Riding the market waves

Riding the market waves

Riding the market waves. Don’t let share market volatility get you off course with your superannuation investment strategy.

Market volatility

Market downturns can make anyone nervous, but sticking to your investment strategy is key.

If you move your investments to cash or a more conservative option after the market has fallen, you’re effectively locking in  your losses. Decisions driven by fear are rarely the right ones, and acting impulsively can be costly. It is also very difficult (if not impossible) to correctly time the market, so if you’re planning to switch back to growth assets before the market recovers, this  might see you miss out on the rebound.

A more optimistic view of a falling market is that your regular superannuation contributions are buying assets at a lower price.  When the market eventually recovers, those assets purchased during the downturn can significantly increase in value.

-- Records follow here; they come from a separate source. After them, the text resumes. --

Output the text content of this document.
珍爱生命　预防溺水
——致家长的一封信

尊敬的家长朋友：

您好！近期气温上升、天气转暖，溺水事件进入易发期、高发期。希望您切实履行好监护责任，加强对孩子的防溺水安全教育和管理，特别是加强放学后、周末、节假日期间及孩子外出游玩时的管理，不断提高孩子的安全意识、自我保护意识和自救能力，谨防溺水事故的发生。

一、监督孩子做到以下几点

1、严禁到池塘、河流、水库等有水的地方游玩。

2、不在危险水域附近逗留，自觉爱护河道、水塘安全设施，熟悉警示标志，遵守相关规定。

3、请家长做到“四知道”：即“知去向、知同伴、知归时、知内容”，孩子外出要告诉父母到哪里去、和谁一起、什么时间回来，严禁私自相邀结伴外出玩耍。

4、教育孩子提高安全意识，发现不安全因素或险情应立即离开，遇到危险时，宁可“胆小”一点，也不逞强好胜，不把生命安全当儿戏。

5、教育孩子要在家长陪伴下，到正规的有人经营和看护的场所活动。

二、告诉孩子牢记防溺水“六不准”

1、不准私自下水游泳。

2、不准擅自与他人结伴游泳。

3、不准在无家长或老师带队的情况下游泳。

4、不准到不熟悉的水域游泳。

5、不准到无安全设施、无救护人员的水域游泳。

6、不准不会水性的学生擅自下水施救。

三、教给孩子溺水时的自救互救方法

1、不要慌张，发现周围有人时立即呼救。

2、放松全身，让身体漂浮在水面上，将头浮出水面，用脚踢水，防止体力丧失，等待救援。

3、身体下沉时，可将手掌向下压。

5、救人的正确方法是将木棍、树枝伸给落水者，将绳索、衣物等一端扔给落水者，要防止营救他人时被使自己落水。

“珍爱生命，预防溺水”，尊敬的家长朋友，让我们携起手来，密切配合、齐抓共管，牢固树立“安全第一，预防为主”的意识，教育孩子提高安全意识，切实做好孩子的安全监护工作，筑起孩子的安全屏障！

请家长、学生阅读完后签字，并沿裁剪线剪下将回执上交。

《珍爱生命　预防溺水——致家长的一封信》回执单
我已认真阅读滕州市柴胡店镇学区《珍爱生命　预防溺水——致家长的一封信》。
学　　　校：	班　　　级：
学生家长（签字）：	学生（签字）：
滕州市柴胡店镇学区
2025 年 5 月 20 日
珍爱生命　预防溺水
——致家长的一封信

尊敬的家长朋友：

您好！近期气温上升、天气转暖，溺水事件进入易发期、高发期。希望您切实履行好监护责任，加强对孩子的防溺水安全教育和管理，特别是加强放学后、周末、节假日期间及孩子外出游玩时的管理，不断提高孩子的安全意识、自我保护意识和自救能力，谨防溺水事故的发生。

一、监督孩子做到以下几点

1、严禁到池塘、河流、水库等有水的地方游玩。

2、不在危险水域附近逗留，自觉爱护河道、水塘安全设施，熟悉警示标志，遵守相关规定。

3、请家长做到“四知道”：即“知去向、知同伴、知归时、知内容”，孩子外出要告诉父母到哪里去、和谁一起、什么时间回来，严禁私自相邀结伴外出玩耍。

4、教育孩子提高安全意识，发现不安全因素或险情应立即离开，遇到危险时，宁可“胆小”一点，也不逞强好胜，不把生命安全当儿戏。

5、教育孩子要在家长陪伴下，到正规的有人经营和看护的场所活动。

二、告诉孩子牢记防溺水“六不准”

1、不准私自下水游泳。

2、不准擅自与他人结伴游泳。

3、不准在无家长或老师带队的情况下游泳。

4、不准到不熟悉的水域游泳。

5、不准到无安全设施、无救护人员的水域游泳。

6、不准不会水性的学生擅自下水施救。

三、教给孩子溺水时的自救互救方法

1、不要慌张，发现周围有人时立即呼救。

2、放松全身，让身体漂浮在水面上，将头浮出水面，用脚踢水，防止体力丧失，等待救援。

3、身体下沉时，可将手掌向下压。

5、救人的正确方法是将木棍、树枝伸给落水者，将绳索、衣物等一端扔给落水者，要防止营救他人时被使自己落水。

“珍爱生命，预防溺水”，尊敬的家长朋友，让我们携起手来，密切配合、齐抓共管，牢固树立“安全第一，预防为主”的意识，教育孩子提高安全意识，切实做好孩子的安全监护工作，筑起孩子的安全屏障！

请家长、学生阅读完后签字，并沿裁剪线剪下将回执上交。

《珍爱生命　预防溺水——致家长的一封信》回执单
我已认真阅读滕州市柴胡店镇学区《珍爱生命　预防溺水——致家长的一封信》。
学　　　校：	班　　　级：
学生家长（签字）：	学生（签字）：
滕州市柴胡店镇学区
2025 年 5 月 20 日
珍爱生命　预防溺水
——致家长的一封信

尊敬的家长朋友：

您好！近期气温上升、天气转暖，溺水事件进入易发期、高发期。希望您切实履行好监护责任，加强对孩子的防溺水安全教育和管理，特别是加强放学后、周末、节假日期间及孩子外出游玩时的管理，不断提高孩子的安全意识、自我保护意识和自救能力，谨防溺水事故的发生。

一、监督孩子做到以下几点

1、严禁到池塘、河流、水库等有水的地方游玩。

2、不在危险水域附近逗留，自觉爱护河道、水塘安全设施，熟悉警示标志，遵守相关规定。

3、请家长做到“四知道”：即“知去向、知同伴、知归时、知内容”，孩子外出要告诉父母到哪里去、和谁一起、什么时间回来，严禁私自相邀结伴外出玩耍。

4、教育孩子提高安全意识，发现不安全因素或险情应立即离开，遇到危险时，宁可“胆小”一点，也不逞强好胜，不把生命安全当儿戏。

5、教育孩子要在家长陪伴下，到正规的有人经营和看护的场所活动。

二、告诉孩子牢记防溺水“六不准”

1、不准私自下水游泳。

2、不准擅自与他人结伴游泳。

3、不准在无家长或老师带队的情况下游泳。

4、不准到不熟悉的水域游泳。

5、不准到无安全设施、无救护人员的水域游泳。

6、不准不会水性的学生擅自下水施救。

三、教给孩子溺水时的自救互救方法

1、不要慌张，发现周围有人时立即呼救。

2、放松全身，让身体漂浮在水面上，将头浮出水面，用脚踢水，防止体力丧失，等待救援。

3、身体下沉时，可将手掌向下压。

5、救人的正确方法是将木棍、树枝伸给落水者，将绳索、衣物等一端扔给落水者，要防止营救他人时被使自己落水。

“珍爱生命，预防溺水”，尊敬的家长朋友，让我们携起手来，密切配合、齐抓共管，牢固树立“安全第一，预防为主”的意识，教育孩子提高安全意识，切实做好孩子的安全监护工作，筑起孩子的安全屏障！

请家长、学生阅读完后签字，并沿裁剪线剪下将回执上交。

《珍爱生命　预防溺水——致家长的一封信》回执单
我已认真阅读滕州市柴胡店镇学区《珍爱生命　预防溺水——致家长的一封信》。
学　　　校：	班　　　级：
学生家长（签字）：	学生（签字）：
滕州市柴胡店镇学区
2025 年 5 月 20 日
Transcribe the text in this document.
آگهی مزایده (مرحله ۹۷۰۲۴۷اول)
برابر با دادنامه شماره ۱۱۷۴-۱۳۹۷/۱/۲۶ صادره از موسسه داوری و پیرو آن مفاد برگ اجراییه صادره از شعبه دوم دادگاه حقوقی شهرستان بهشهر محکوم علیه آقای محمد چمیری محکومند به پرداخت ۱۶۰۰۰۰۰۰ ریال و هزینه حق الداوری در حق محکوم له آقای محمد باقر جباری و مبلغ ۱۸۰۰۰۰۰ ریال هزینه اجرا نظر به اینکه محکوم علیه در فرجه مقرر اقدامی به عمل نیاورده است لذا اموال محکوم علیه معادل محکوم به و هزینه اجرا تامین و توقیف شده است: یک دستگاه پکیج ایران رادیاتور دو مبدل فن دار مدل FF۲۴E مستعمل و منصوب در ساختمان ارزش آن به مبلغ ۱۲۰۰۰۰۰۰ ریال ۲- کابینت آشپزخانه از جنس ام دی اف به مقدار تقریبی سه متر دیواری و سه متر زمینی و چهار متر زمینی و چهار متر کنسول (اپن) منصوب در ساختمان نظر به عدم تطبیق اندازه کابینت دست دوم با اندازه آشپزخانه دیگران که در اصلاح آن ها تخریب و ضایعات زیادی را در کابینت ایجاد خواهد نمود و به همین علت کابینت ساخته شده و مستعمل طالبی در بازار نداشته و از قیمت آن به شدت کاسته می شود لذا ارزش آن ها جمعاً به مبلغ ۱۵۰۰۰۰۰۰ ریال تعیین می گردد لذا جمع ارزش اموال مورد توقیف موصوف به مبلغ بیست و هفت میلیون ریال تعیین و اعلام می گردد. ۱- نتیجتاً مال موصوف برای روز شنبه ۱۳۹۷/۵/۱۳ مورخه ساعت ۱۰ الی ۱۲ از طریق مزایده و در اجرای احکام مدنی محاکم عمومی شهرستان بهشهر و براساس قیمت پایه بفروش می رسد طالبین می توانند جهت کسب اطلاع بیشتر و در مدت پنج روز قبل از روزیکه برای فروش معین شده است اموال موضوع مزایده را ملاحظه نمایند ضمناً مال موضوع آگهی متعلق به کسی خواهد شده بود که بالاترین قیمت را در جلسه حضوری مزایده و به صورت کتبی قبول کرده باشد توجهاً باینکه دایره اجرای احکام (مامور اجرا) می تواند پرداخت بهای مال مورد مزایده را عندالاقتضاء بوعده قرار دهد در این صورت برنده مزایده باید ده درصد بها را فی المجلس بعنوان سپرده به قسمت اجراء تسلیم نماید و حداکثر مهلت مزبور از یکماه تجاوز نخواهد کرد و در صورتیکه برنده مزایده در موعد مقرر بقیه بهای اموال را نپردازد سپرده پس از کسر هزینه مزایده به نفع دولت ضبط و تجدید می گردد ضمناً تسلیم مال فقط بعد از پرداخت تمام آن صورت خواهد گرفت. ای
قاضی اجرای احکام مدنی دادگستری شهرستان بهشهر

Don’t panic and stay the course

Riding the ups and downs of financial markets is an inherent aspect of investing.

Although market volatility can be stressful, particularly for those nearing or in retirement, it’s crucial to keep a long-term  perspective and stick to your investment strategy (assuming it still meets your needs). Even those approaching retirement, or
already retired, still have many years of investing ahead.

And if like most people your superannuation benefits are invested in a balanced or growth option, diversification plays a key  role in shielding your balance from extreme market swings. That in turn allows you to have a diversified position and be  confident that your superannuation can stay the course over time.

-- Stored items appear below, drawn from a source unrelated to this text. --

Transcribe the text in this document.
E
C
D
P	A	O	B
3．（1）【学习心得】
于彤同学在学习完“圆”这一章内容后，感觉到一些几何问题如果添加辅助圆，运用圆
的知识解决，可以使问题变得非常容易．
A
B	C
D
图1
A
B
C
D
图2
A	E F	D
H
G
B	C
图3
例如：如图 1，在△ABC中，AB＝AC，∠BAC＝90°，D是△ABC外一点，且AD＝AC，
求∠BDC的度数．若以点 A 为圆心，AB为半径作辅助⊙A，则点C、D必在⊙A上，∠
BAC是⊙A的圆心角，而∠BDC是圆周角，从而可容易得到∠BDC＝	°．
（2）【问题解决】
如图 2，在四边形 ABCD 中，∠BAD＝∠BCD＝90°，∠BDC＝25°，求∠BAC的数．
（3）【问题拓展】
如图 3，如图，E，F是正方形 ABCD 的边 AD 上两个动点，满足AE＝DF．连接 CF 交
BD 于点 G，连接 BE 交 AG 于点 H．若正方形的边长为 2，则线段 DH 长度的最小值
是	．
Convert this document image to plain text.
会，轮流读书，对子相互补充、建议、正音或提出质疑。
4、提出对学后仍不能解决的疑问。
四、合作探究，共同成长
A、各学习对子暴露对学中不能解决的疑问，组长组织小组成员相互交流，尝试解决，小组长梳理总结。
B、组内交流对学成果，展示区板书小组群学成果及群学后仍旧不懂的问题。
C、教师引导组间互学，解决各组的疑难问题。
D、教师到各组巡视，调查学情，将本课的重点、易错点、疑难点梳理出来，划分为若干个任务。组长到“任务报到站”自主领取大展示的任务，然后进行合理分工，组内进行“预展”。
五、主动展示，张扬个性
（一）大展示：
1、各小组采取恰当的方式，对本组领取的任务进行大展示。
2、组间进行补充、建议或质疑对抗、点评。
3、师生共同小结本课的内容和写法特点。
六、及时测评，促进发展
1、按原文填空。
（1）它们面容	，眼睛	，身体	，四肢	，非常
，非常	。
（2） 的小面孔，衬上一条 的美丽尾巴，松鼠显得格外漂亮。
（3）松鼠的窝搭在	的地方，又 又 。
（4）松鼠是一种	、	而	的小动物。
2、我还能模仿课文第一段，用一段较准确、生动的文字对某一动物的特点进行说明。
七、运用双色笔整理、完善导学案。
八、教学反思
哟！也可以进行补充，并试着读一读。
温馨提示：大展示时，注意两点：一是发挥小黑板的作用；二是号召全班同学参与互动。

For those in a large APRA-regulated fund, most funds have pre-mixed diversified options for you to choose from. Otherwise if  you have your own SMSF, you’ll need to ensure your investment strategy factors in a range of requirements such as  diversification, the risk and return in making investments, and so on. As trustee or director of your fund, you will need to  manage this yourself or seek advice from a licensed financial adviser who can assist you in developing a compliant strategy that is tailored to your fund and members’ circumstances.

But if market volatility continues to keep you up at night, it might be wise to check your investments and superannuation  balance less often. By focusing on the long-term rather than daily fluctuations, you’ll have a clearer perspective on your  financial progress without unnecessary worry.

The last word

As the investment saying goes, “it’s not about timing the market, it’s about time in the market”. The key takeaway is to stay  patient, adhere to the fundamental principles of diversification and asset allocation, and as always, don’t hesitate to seek advice if you need it.